Las dudas son válidas, dice. De hecho, “lo que no es válido es no tenerlas, porque tras la fase del escepticismo llega a la del convencimiento de que vale la pena avanzar. Una vez que se llega ahí tienes que lograr lo que crees y no permitir que nadie te pare”.

A él no le pararon y de hecho llegó el momento en el que los inversores llamaron a su puerta para apostar por KIND.
Su interés por los negocios con conciencia y propósito social era mayor que los obstáculos.

“Terminé creando este tipo de empresas porque encontré la manera de integrar la fuerza de los mercados y lo que me apasionaba que es crear eslabones entre personas, romper estereotipos y cimentar relaciones”, explica.

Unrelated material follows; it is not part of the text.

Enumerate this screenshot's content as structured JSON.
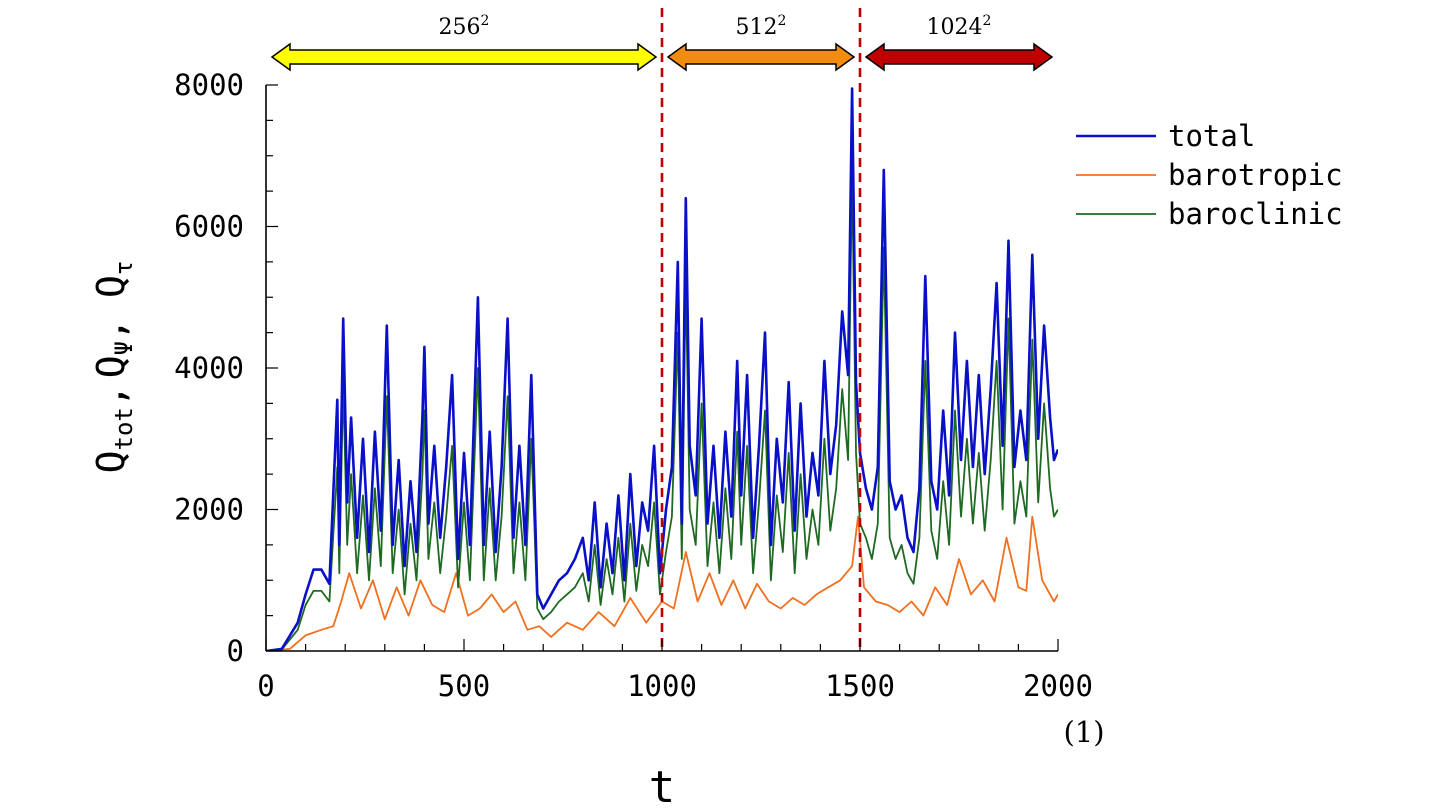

Abogado de formación, el fundador de KIND explica que lo que le llevó al mundo empresarial fue la pasión social “y el convencimiento de que no tenía que sacrificar la misión social por el negocio porque este es un sacrificio falso, no había que comprometer nada”. El mejicano, que lleva más de 30 años en EE UU dice estar apasionado por la paz en el conflicto palestino israelí “pero también me encantan los negocios, por tanto ¿qué pasa si encuentro la manera de avanzar en los dos al mismo tiempo”

Lubetzky aclara que si se van a  combinar objetivos financieros con sociales hay que ser “auténtico”.

De eso se encarga todos los días y de hecho dice que el reto de KIND en el futuro es mantener el mismo crecimiento que han tenido hasta ahora “con los mismos valores sociales y de autenticidad ”. Es algo que se analiza cuando la empresa ha valorado salir a Bolsa. De momento, el interés de los gestores de KIND es el largo plazo y no asegurar el corto que es el que valoran más los mercados. Lubetzky dice que no puede descartar que KIND llegue a cotizar algún día pero, de momento, no lo ve.

En el futuro, Lubetzky ve a KIND como una marca de productos para un estilo de vida sano, “comida y bebida pero no solo”. Pero también quiere redefinir cómo la gente ve las empresas. “Que KIND rete la percepción de que una compañía tiene que ser como el modelo que ha existido en los últimos 100 años. Que más que una empresa sea un movimiento y para eso tenemos que contribuir mas a la sociedad”.

Latinos en EE UU

El fundador de Kind dice ver con alegría el espíritu empresarial de los latinos y de los inmigrantes. “Es el futuro de América y me da mucha felicidad porque los valores latinos son calurosos, hay una ética de trabajo seria, un concepto de generosidad con el prójimo y un calor humano que es propio de nuestra cultura y es bueno que que esos valores se transmitan”.

Lubetzky dice que en los próximos años vamos a tener fuertes desafíos como sociedad en cuestiones de cambio climático, alimentación, proliferación nuclear, extremismos… “la única manera en la que vamos a superarlos es reconociendo nuestra responsabilidad como humanos y unirnos. Creo que de todas las culturas la que más demuestra ese concepto de comunidad, de estar el uno para los otros, es la latina. Son valores muy importantes que nos van a ayudar en los negocios y en el futuro de la sociedad”.